Here is a list of odd ball questions, written by Peter Jones for the Job Network that’s designed with the express purpose of catching an unsuspecting candidate off guard. Job hunters should be careful, not to come off as being snarky with their response, if they are faced with those questions during a job interview.

  1. “Why do you want this job?”

It is possible to have a good answer to this that talks about your passion for the company and the position and the field, but it’s also a pretty stupid way to phrase it—and not particularly nuanced. Get your revenge by quickly explaining your keen interest and then deflecting by ending your answer with another question. Such as: “I’d really love to hear more about what you’re currently working on here…”

  1. “Tell me a little bit about yourself”

Keep your response here short and sweet. Don’t actually talk about your life story. Instead, have an elevator pitch ready to encapsulate your career story—where you’re coming from and why you’re a perfect fit. Focus on the professional and finish it off painlessly and quickly.

  1. “Why should we hire you over all our other applicants?”

You can’t compare yourself to the other qualified applicants. You have no idea who they are or what their resumes look like. All you can do with this question is sell yourself. I.e. “I don’t know about the others, but I can tell you why you should hire me.” And then just pivot to your talents and value.

  1. “What should we know that isn’t on your resume?”

This is a curveball, and there are a lot of stupid ways to answer it, but it can also be a gift. Here’s your opportunity to explain gaps in employment, or to emphasize skills or experiences that would be relevant to this job but maybe didn’t make the cut on your documents. Frame your answer to show how you’d be great at this job.

  1. “How honest are you?”

This one is a real doozy.

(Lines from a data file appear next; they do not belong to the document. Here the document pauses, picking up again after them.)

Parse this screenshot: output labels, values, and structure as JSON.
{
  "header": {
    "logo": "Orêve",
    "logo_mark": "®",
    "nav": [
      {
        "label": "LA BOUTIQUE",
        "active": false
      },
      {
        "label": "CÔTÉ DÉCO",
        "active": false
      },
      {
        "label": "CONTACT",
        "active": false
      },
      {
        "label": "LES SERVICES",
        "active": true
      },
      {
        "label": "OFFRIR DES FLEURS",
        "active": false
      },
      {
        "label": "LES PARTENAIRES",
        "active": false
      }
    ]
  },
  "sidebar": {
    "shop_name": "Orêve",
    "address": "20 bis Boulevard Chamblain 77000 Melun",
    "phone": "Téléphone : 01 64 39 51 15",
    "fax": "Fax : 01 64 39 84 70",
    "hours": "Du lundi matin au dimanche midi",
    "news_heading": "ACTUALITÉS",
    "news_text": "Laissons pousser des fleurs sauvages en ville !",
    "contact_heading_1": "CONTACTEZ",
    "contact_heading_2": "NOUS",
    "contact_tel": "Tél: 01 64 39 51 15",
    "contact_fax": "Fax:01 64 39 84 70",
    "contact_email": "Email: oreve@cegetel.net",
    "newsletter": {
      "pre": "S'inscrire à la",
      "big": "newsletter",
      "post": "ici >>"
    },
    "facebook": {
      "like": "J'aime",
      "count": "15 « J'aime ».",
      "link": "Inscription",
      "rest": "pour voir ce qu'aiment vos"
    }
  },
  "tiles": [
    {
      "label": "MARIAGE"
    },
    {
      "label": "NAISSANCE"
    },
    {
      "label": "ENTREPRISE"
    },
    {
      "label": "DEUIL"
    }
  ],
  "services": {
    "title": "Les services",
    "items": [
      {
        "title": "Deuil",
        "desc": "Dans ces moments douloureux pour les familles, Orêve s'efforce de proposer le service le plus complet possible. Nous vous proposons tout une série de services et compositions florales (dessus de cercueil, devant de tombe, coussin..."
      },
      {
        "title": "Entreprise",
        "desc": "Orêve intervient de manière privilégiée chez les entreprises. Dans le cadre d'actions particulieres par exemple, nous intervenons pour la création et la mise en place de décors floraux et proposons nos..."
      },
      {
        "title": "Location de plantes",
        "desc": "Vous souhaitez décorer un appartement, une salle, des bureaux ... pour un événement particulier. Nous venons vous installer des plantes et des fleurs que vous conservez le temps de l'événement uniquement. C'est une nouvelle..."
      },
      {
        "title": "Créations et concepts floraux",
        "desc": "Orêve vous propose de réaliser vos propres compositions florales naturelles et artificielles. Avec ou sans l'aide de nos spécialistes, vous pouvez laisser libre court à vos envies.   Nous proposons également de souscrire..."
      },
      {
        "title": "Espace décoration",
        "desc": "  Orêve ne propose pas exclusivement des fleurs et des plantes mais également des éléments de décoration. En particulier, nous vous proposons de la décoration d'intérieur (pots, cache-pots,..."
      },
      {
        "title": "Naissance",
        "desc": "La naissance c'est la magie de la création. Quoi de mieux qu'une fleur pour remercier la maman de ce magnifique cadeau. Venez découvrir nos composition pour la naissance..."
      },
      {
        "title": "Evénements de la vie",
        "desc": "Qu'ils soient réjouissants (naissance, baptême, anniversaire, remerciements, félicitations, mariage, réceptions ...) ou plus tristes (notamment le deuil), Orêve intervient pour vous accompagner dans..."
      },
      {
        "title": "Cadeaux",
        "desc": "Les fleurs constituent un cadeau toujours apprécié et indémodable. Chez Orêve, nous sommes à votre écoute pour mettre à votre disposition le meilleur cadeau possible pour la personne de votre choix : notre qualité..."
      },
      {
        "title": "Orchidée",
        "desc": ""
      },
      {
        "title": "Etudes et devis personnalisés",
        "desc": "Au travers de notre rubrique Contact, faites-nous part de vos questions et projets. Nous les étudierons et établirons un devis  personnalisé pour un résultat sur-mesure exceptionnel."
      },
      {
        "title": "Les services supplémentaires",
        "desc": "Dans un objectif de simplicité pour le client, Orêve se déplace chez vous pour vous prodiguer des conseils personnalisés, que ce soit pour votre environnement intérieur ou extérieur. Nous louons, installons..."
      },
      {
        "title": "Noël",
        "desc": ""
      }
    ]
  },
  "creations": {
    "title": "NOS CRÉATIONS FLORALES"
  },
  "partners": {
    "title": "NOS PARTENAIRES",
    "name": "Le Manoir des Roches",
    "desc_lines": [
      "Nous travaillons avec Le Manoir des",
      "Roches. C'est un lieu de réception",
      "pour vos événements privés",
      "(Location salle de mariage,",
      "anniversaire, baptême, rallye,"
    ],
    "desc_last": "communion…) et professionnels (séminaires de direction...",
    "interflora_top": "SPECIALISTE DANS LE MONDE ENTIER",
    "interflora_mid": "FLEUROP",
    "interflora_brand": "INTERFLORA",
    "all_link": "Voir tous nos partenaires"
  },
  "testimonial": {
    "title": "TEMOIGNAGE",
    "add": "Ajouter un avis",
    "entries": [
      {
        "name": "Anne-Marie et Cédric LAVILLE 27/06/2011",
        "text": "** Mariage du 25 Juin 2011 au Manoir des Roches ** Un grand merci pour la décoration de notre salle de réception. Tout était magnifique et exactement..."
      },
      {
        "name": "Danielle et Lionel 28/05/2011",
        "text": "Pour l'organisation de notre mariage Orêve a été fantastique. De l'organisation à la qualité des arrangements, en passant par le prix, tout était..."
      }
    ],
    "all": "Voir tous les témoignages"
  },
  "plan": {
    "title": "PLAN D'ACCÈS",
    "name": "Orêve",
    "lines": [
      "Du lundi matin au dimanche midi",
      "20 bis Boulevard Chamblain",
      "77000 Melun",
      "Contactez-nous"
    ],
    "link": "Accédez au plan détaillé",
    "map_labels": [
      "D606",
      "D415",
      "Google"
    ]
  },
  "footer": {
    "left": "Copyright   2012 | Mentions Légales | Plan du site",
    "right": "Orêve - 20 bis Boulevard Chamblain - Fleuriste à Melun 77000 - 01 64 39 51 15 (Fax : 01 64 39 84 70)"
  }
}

Who in their right mind would say: “Not at all; I’m a total liar.”? Get out of this one by giving a short and straightforward statement about your high ethical standards and remind your interviewer about your available references.

You can read the read the rest of the questions and answers from the blog Smart Answers to 10 Stupid Interview Questions

Bottom Line:
There is an art and the science to a job interview, try not to let (and be very delicate with that approach) the interviewer get carried away and become too artistic during the job interview process.